By Jason Beahm on December 30, 2010 | Last updated on March 21, 2019

What's the punishment for doing a little email snooping and sneaking a peak at your wife's email account? (a) Community service? (b) A slap on the wrist? (c) Nothing at all? (d) None of the above.

This wouldn't be a very interesting article if it was a, b, or c, so I'm betting you correctly selected d.

The story goes like this, Leon Walker, of Michigan has been charged with a felony for using his wife's password to access her Gmail account. Walker learned that she was having an affair, according to the Detroit Free Press. Prosecutors are now prosecuting Walker, who divorced his wife in the wake of the incident. He now faces up to 5 years in prison.

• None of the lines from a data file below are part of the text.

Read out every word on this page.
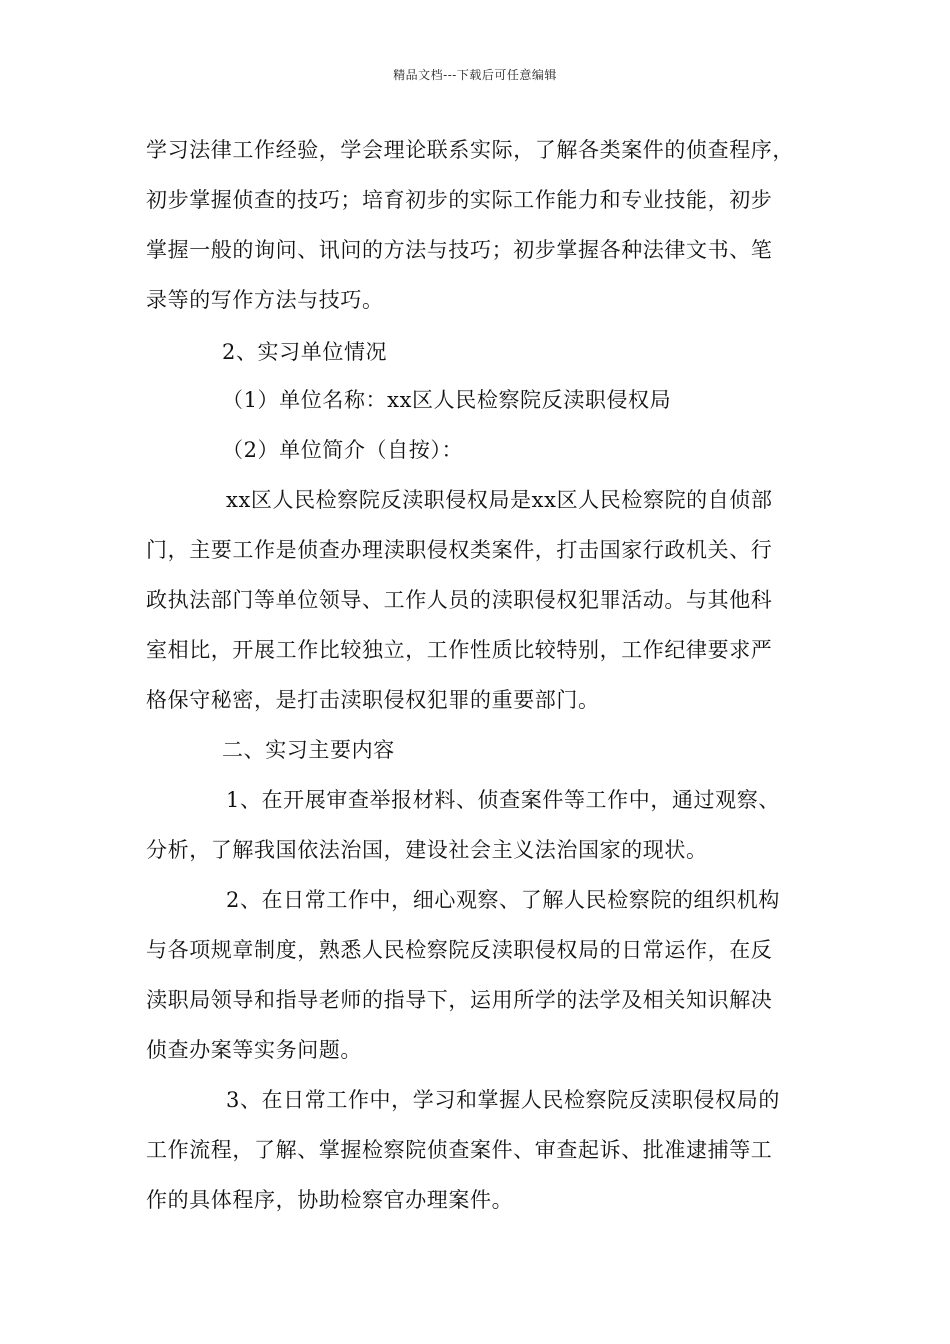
精品文档---下载后可任意编辑
学习法律工作经验，学会理论联系实际，了解各类案件的侦查程序，
初步掌握侦查的技巧；培育初步的实际工作能力和专业技能，初步
掌握一般的询问、讯问的方法与技巧；初步掌握各种法律文书、笔
录等的写作方法与技巧。
2、实习单位情况
（1）单位名称：xx区人民检察院反渎职侵权局
（2）单位简介（自按）：
xx区人民检察院反渎职侵权局是xx区人民检察院的自侦部
门，主要工作是侦查办理渎职侵权类案件，打击国家行政机关、行
政执法部门等单位领导、工作人员的渎职侵权犯罪活动。与其他科
室相比，开展工作比较独立，工作性质比较特别，工作纪律要求严
格保守秘密，是打击渎职侵权犯罪的重要部门。
二、实习主要内容
1、在开展审查举报材料、侦查案件等工作中，通过观察、
分析，了解我国依法治国，建设社会主义法治国家的现状。
2、在日常工作中，细心观察、了解人民检察院的组织机构
与各项规章制度，熟悉人民检察院反渎职侵权局的日常运作，在反
渎职局领导和指导老师的指导下，运用所学的法学及相关知识解决
侦查办案等实务问题。
3、在日常工作中，学习和掌握人民检察院反渎职侵权局的
工作流程，了解、掌握检察院侦查案件、审查起诉、批准逮捕等工
作的具体程序，协助检察官办理案件。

The Sixth Circuit has recently ruled that people have a reasonable expectation that their emails will remain private and that the government needs a search warrant to intercept emails. We also recently covered the Sixth Circuit decision as it related to the Enzyte case.

So, is it shocking that a person could be charged with a felony for reading the email of his spouse? Should email snooping really be a felony offense?

"It was a family computer," Walker told the Free Press.

"The guy is a hacker," Michigan prosecutor Jessica Cooper said. The email account "was password protected ... [They] were in divorce proceedings and had separate email accounts, separate computers, separate everything," Cooper said.

However, Walker's attorney Leon Weiss said that the felony charges were unwarranted. According to Weiss, his client was wrongly charged under a law designed to punish hacking government computers.

"If the Michigan legislature had wanted to prohibit one spouse living under the same roof, with a shared computer, from reading a spouse's email, they could have constructed the statute to prohibit that," he said. "There is no real expectation of privacy in email ... It's too out there, Weiss told the Wall Street Journal.

Many people obviously share Weiss' opinion when it comes to email, but it remains to be seen whether the court will see it that way.

The prosecution obviously believes otherwise. For now it is a legal gray area that has left Walker in a major bind.